Wednesday, 23 May 2012
09:30 to 10:30
Murdoch Childrens Research Institute (MCRI), Royal Childrens Hospital
Flemington Road

In the past 15 years there has been an explosion of analytical methodological development based on counterfactuals (potential outcomes) and utilisation of causal diagrams to understand and inform non-randomised comparisons in epidemiology and related areas.

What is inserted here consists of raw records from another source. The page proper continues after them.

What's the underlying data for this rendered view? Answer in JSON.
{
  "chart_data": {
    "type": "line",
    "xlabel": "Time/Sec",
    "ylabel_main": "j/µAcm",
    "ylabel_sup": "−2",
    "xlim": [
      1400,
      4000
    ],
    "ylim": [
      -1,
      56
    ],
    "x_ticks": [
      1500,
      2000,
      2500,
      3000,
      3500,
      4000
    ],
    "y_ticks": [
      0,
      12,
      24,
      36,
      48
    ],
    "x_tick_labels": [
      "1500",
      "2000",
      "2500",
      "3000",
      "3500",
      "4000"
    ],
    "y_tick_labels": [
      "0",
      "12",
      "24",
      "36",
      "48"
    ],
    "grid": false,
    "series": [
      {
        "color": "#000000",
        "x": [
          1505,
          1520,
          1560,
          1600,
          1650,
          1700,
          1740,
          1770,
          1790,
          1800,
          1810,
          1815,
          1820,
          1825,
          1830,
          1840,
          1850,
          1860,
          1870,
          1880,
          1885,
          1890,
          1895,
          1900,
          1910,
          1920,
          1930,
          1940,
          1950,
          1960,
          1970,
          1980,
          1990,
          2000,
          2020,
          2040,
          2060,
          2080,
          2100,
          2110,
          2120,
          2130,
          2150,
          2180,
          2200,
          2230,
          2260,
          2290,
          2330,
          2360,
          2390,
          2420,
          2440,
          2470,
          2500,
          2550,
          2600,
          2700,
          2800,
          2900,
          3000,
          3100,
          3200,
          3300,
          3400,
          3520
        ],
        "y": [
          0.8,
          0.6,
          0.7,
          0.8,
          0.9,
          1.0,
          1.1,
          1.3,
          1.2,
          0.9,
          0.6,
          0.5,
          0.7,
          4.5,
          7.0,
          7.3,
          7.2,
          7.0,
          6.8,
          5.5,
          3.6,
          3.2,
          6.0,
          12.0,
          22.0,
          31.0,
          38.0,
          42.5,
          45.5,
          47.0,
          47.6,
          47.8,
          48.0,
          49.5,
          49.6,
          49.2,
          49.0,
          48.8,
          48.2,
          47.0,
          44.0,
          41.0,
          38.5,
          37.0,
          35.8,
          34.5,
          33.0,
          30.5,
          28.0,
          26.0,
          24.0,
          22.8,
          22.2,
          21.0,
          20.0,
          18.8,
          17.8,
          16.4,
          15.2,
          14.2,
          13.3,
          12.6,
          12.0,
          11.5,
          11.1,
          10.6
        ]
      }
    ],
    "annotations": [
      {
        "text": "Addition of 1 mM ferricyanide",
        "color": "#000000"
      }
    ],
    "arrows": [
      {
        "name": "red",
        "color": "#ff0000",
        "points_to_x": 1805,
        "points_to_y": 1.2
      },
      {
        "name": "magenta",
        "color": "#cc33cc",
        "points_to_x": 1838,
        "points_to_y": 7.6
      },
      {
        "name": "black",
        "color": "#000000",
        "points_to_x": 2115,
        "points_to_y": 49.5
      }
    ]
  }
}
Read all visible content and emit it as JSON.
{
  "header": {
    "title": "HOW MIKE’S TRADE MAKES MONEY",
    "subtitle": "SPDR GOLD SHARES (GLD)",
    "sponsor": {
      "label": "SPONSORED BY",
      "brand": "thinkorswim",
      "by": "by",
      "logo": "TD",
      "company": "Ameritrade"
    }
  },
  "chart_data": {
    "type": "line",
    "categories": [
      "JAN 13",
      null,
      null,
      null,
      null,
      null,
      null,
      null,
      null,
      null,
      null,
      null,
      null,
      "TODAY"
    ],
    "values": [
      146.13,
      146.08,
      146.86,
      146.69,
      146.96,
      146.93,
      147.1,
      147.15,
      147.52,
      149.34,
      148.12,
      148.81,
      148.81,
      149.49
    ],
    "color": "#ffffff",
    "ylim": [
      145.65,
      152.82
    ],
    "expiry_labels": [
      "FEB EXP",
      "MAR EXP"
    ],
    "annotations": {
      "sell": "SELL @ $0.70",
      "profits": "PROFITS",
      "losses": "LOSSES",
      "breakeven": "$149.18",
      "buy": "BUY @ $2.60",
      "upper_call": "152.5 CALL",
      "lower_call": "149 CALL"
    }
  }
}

These largely stem from the seminal works of Rubin (1974) regarding potential outcomes, of Pearl (2000) for causal diagrams, and Robins (1986) for repeated exposures over time. In this talk I will provide an outline of the key aspects of these approaches and the correspondence between them, and will illustrate select features using applications from personal experience and the literature.

Challenges associated with implementation will be discussed together with opportunities for further work in this rapidly expanding area.

Professor Andrew Forbes

Prof. Andrew Forbes

Management Team
Department of Epidemiology and Preventive Medicine
Monash University

Andrew is the current Head of the Biostatistics Unit in the Department of Epidemiology and Preventive Medicine at Monash University.

Since completing a PhD in Statistics at Cornell University (USA) he has been actively engaged in collaborative epidemiological and clinical research projects. His research interests are methods for comparative effectiveness research, assessment of the effects of time dependent exposures, interrupted time series designs and methodology in clinical trials.